KEY POINTS

  • White House economic adviser Larry Kudlow said the new GOP Stimulus proposal will include another $1,200 check
  • Senate Republicans are reportedly seeking to cut weekly unemployment benefits to $200 from $600.
  • Gold prices surged to a new record high of almost $1,944 per ounce

U.S. stocks climbed on Monday as tech stocks outperformed the broader market while investors looked for the unveiling of the Republicans' new COVID-19 relief bill. Nasdaq was boosted by a 2.37% rise in Apple (AAPL).

The Dow Jones Industrial Average gained 114.88 points to 26,584.77 while the S&P 500 rose 23.78 points to 3,239.41 and the Nasdaq Composite Index climbed 173.09 points to 10,536.27.

Monday’s volume on the New York Stock Exchange totaled 3.34 billion shares with 1,778 issues advancing, 108 setting new highs, and 1,225 declining, with eight stocks setting a new low .

Active movers were led by Intel (INTC), Advanced Micro Devices Inc. (AMD) and MediciNova Inc. (MNOV).

Republicans were expected to introduce their COVID-19 relief bill on Monday. White House economic adviser Larry Kudlow said the proposal will include another $1,200 check. But Senate Republicans are reportedly seeking to cut weekly unemployment benefits to $200 from $600.

Aneta Markowska, chief economist at Jefferies warned there “is still a wide gap between the GOP and Democrats, especially on unemployment benefits and state and local [government] aid. Closing the gap will probably take more than a week, which means that an agreement is unlikely to be reached before July 31.”

Gold prices surged to a new record high of almost $1,944 per ounce.

“Gold is probably giving us a warning ... but the market continues to chug along higher,” said J.J. Kinahan, chief market strategist at TD Ameritrade.

The U.S. government also allocated an additional $472 million to Moderna’s (MRNA) coronavirus vaccine research.

While most companies have beat analysts’ earnings expectations, overall S&P 500 earnings have plunged more than 40% compared to last year.

“Stock prices have soared even as analysts’ consensus expected earnings estimates have plunged,” said Ed Yardeni, chief investment strategist at Yardeni Research. “These estimates have started to show signs of bottoming in the past few weeks. However, any recovery could be dampened or even aborted if the COVID-19 case count continues to mount and state governors slow or reverse the lifting of lockdown restrictions.”

McDonald’s (MCD), Pfizer (PFE), Alphabet (GOOG) and Apple (AAPL) will release their latest quarterly earnings this week.

U.S. durable goods orders gained 7.3% in June. Nondefense orders excluding aircraft climbed 3.3%.

The Federal Reserve will meet on Tuesday and Wednesday.

“The July FOMC meeting should kick off a period from August into mid-September in which markets should price in an increasingly dovish, forward-looking Fed policy via lower real rates,” Morgan Stanley strategists wrote in a report. “This should benefit breakeven inflation rates, support risk assets, and weigh on the U.S. dollar.”

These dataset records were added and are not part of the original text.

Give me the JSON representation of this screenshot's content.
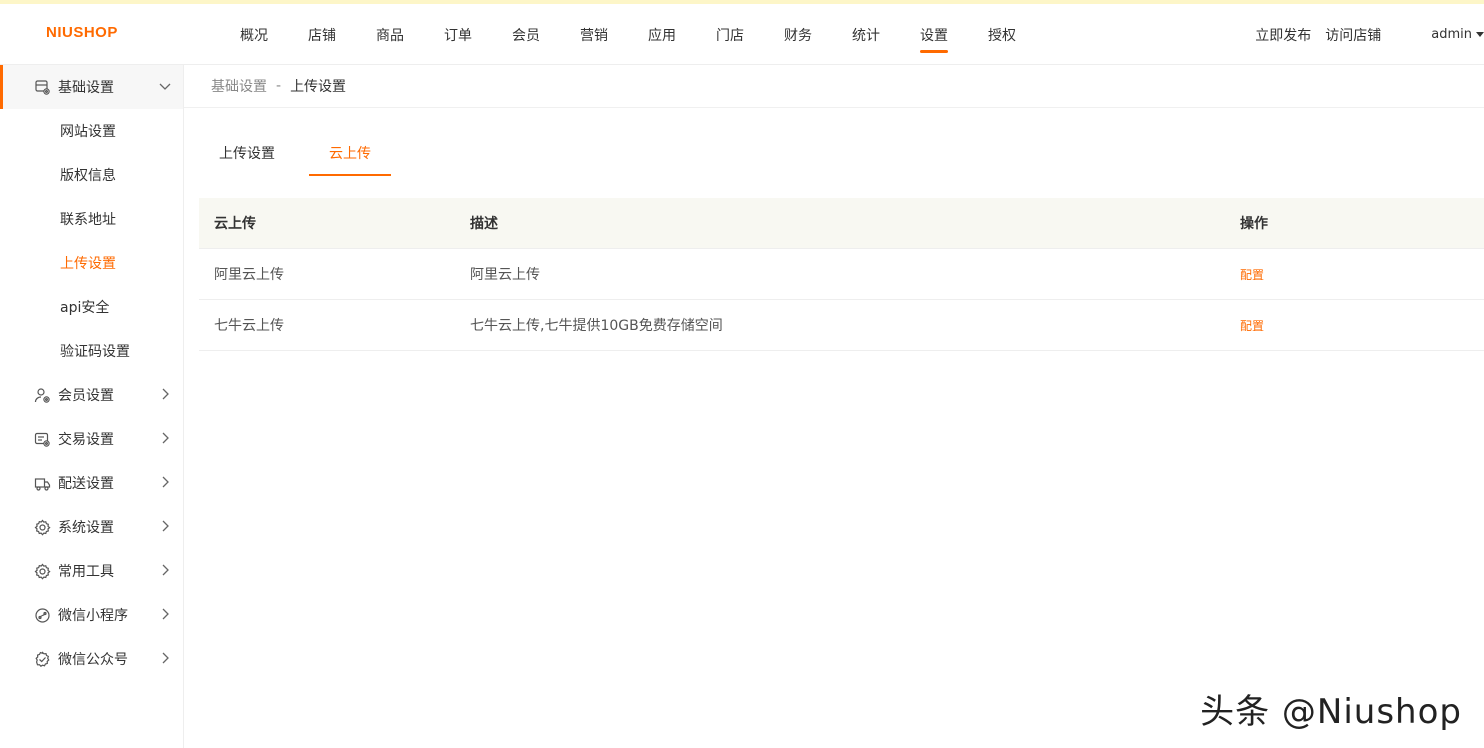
{
  "brand": {
    "logo_text": "NIUSHOP",
    "accent_color": "#ff6a00"
  },
  "top_nav": {
    "items": [
      {
        "label": "概况"
      },
      {
        "label": "店铺"
      },
      {
        "label": "商品"
      },
      {
        "label": "订单"
      },
      {
        "label": "会员"
      },
      {
        "label": "营销"
      },
      {
        "label": "应用"
      },
      {
        "label": "门店"
      },
      {
        "label": "财务"
      },
      {
        "label": "统计"
      },
      {
        "label": "设置",
        "active": true
      },
      {
        "label": "授权"
      }
    ],
    "publish_label": "立即发布",
    "visit_store_label": "访问店铺",
    "user_label": "admin"
  },
  "sidebar": {
    "groups": [
      {
        "label": "基础设置",
        "icon": "basic-settings-icon",
        "expanded": true
      },
      {
        "label": "会员设置",
        "icon": "member-settings-icon"
      },
      {
        "label": "交易设置",
        "icon": "trade-settings-icon"
      },
      {
        "label": "配送设置",
        "icon": "delivery-settings-icon"
      },
      {
        "label": "系统设置",
        "icon": "system-settings-icon"
      },
      {
        "label": "常用工具",
        "icon": "tools-icon"
      },
      {
        "label": "微信小程序",
        "icon": "mini-program-icon"
      },
      {
        "label": "微信公众号",
        "icon": "official-account-icon"
      }
    ],
    "basic_sub_items": [
      {
        "label": "网站设置"
      },
      {
        "label": "版权信息"
      },
      {
        "label": "联系地址"
      },
      {
        "label": "上传设置",
        "active": true
      },
      {
        "label": "api安全"
      },
      {
        "label": "验证码设置"
      }
    ]
  },
  "breadcrumb": {
    "parent": "基础设置",
    "separator": "-",
    "current": "上传设置"
  },
  "tabs": [
    {
      "label": "上传设置"
    },
    {
      "label": "云上传",
      "active": true
    }
  ],
  "table": {
    "headers": [
      "云上传",
      "描述",
      "操作"
    ],
    "rows": [
      {
        "name": "阿里云上传",
        "desc": "阿里云上传",
        "action": "配置"
      },
      {
        "name": "七牛云上传",
        "desc": "七牛云上传,七牛提供10GB免费存储空间",
        "action": "配置"
      }
    ]
  },
  "watermark": "头条 @Niushop"
}
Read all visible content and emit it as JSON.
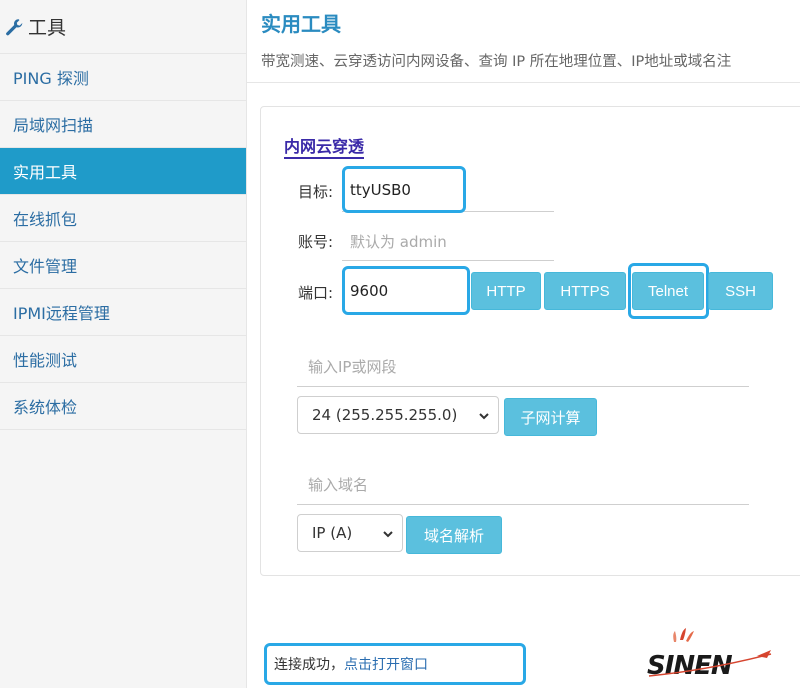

Overnight in Asia markets finished lower, as China’s Shanghai Composite index slipped 0.26%; Japan’s Nikkei-225 fell 0.16% and Hong Kong’s Hang Seng Exchange dropped 0.41%.

In Europe markets finished slightly lower, as Britain’s FTSE-100 fell 0.31%, while France’s CAC-40 slipped 0.34% and Germany’s DAX was flat.

Crude oil futures gained 0.78% at $41.61 per barrel, Brent crude rose 0.11% at $43.95. Gold futures rose 1.83%.

The yield on the 10-year Treasury jumped 3.4% to 0.609% while yield on the 30-year Treasury gained 1.05% to 1.252%.